The authors estimate substantial productivity gains from AI over the first decade following the introduction of ChatGPT. Across the 65 industries examined, annual contributions to total factor productivity growth range from approximately 0.1 percentage points in agriculture, mining, and other manual-task-intensive sectors to as much as 2.8 percentage points in knowledge-intensive sectors such as information services, finance, and professional services.

When aggregated across the economy, the projected annual increase in total factor productivity growth equals approximately 0.87 percentage points. This estimate is dramatically larger than Acemoglu’s (2025) projection of approximately 0.06 percentage points annually. The difference arises because the authors assume larger task-level productivity gains, greater task exposure, and faster adoption rates than those used in more conservative analyses.
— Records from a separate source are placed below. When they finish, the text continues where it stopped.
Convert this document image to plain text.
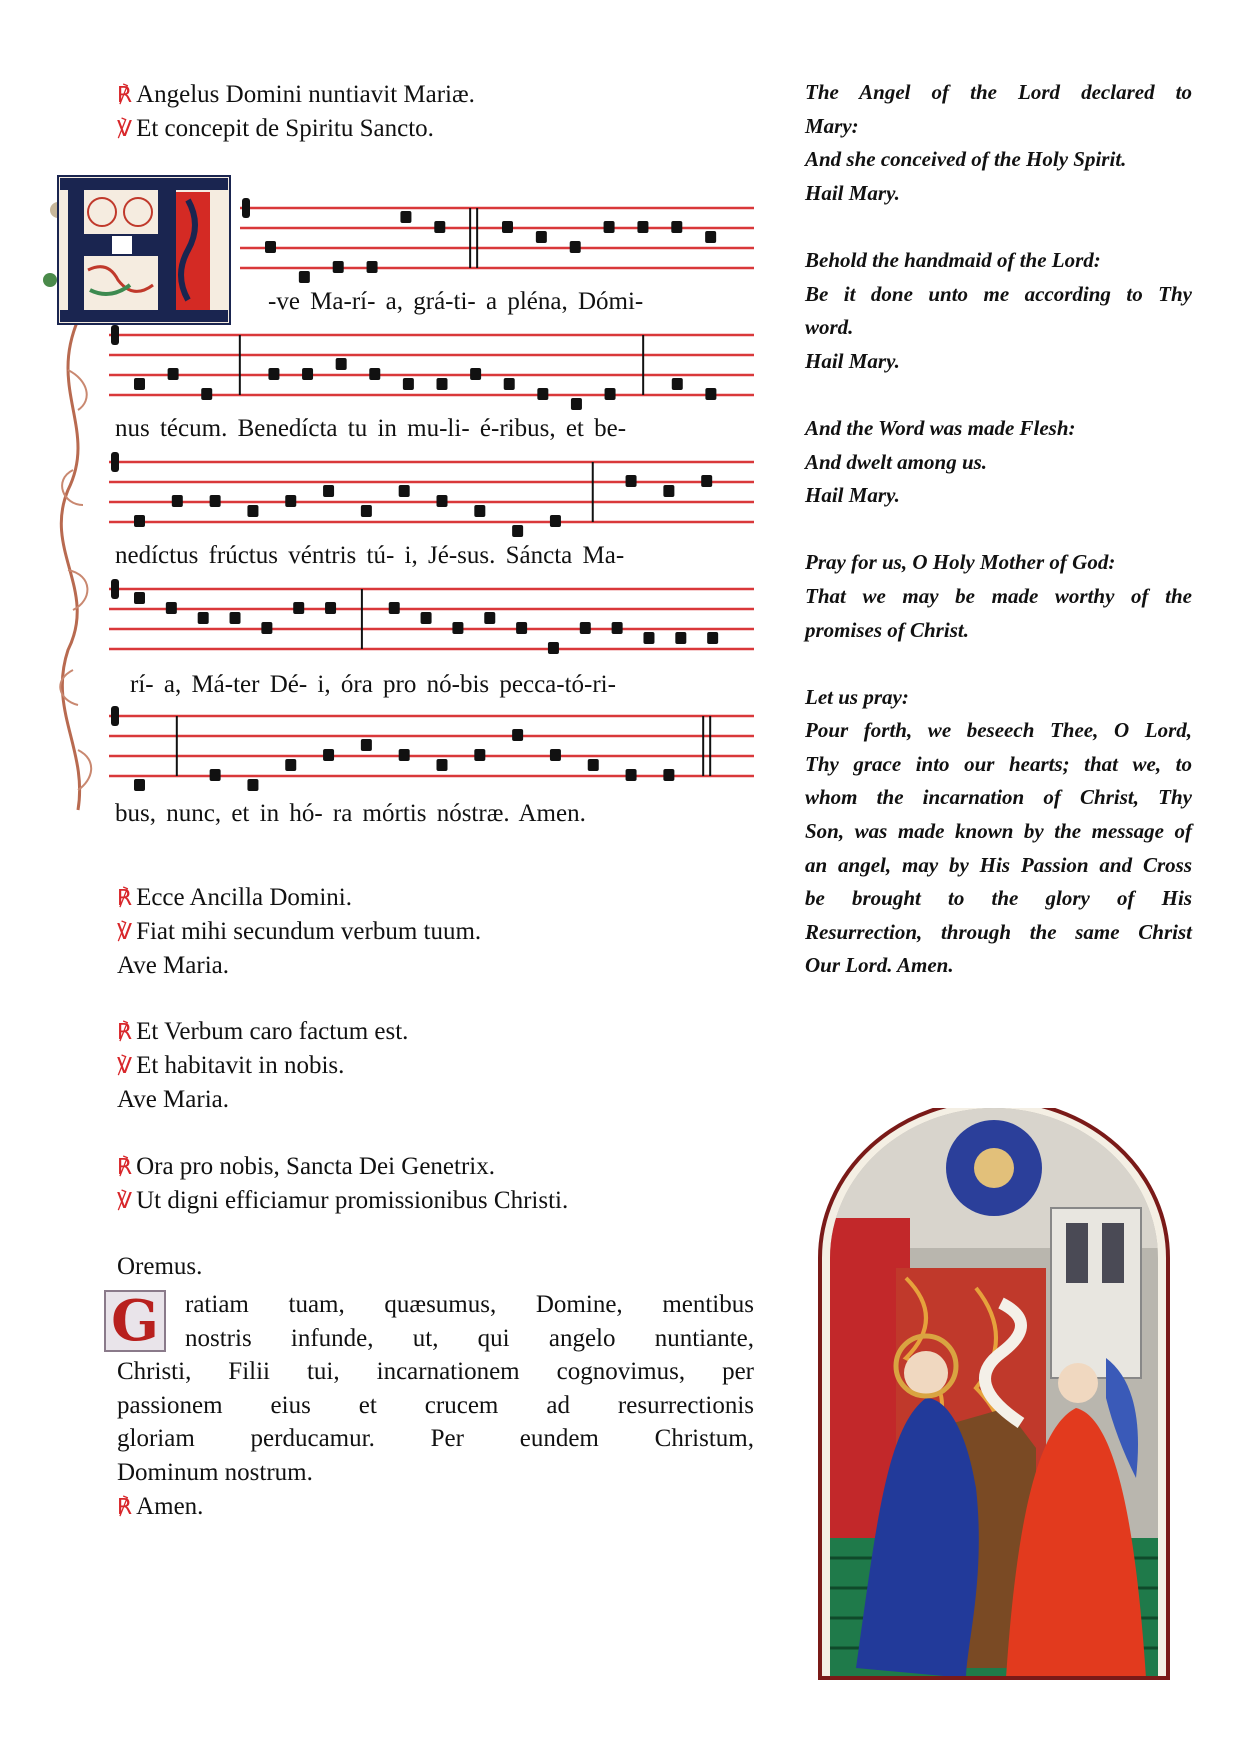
℟ Angelus Domini nuntiavit Mariæ.
℣ Et concepit de Spiritu Sancto.
-ve Ma-rí- a, grá-ti- a pléna, Dómi-
nus técum. Benedícta tu in mu-li- é-ribus, et be-
nedíctus frúctus véntris tú- i, Jé-sus. Sáncta Ma-
rí- a, Má-ter Dé- i, óra pro nó-bis pecca-tó-ri-
bus, nunc, et in hó- ra mórtis nóstræ. Amen.
℟ Ecce Ancilla Domini.
℣ Fiat mihi secundum verbum tuum.
Ave Maria.
℟ Et Verbum caro factum est.
℣ Et habitavit in nobis.
Ave Maria.
℟ Ora pro nobis, Sancta Dei Genetrix.
℣ Ut digni efficiamur promissionibus Christi.
Oremus.
G ratiam tuam, quæsumus, Domine, mentibus
nostris infunde, ut, qui angelo nuntiante,
Christi, Filii tui, incarnationem cognovimus, per
passionem eius et crucem ad resurrectionis
gloriam perducamur. Per eundem Christum,
Dominum nostrum.
℟ Amen.
The Angel of the Lord declared to
Mary:
And she conceived of the Holy Spirit.
Hail Mary.
Behold the handmaid of the Lord:
Be it done unto me according to Thy
word.
Hail Mary.
And the Word was made Flesh:
And dwelt among us.
Hail Mary.
Pray for us, O Holy Mother of God:
That we may be made worthy of the
promises of Christ.
Let us pray:
Pour forth, we beseech Thee, O Lord,
Thy grace into our hearts; that we, to
whom the incarnation of Christ, Thy
Son, was made known by the message of
an angel, may by His Passion and Cross
be brought to the glory of His
Resurrection, through the same Christ
Our Lord. Amen.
The study also finds substantial heterogeneity across sectors. Industries characterized by cognitive and information-processing tasks receive much larger benefits than industries relying primarily on physical labor. Importantly, sectors with greater exposure to AI already exhibit higher adoption rates, reinforcing these differences.

Despite the pronounced variation across industries, the authors find that the resulting Baumol effect is relatively modest under most plausible scenarios. When consumers can substitute across goods and services and when labor and capital can move freely among sectors, aggregate productivity growth remains close to the weighted average of sector-level gains. Only under extreme assumptions involving highly limited substitution and restricted factor mobility does the Baumol effect substantially reduce aggregate growth. Even then, the reduction amounts to roughly one-quarter of the projected aggregate gains.

These findings suggest that uneven sectoral growth is unlikely to eliminate the broad productivity benefits generated by AI adoption.

Conclusion

The paper concludes that generative AI is likely to produce meaningful productivity gains across the U.S. economy during the decade following ChatGPT’s introduction. Although gains differ substantially across industries, the authors find little evidence that these disparities will dramatically limit aggregate growth through Baumol’s cost disease.

The study’s primary contribution lies in integrating sectoral heterogeneity into estimates of AI-driven productivity growth. Rather than treating the economy as a single aggregate unit, the authors demonstrate how variation in exposure and adoption shapes overall outcomes. Their analysis suggests that aggregate productivity growth may increase by nearly one percentage point annually, a magnitude comparable to some of the most significant technological transformations of the modern era.

At the same time, the paper highlights the uncertainty inherent in forecasting emerging technologies. The projections depend on assumptions regarding adoption rates, task exposure, and productivity effects that may evolve over time. Future research using causal inference methods, natural experiments, or randomized evaluations of AI implementation could provide more direct evidence regarding the actual economic effects of generative AI. Nevertheless, the study offers a rigorous and systematic framework for understanding how AI may reshape productivity growth across industries and the economy as a whole.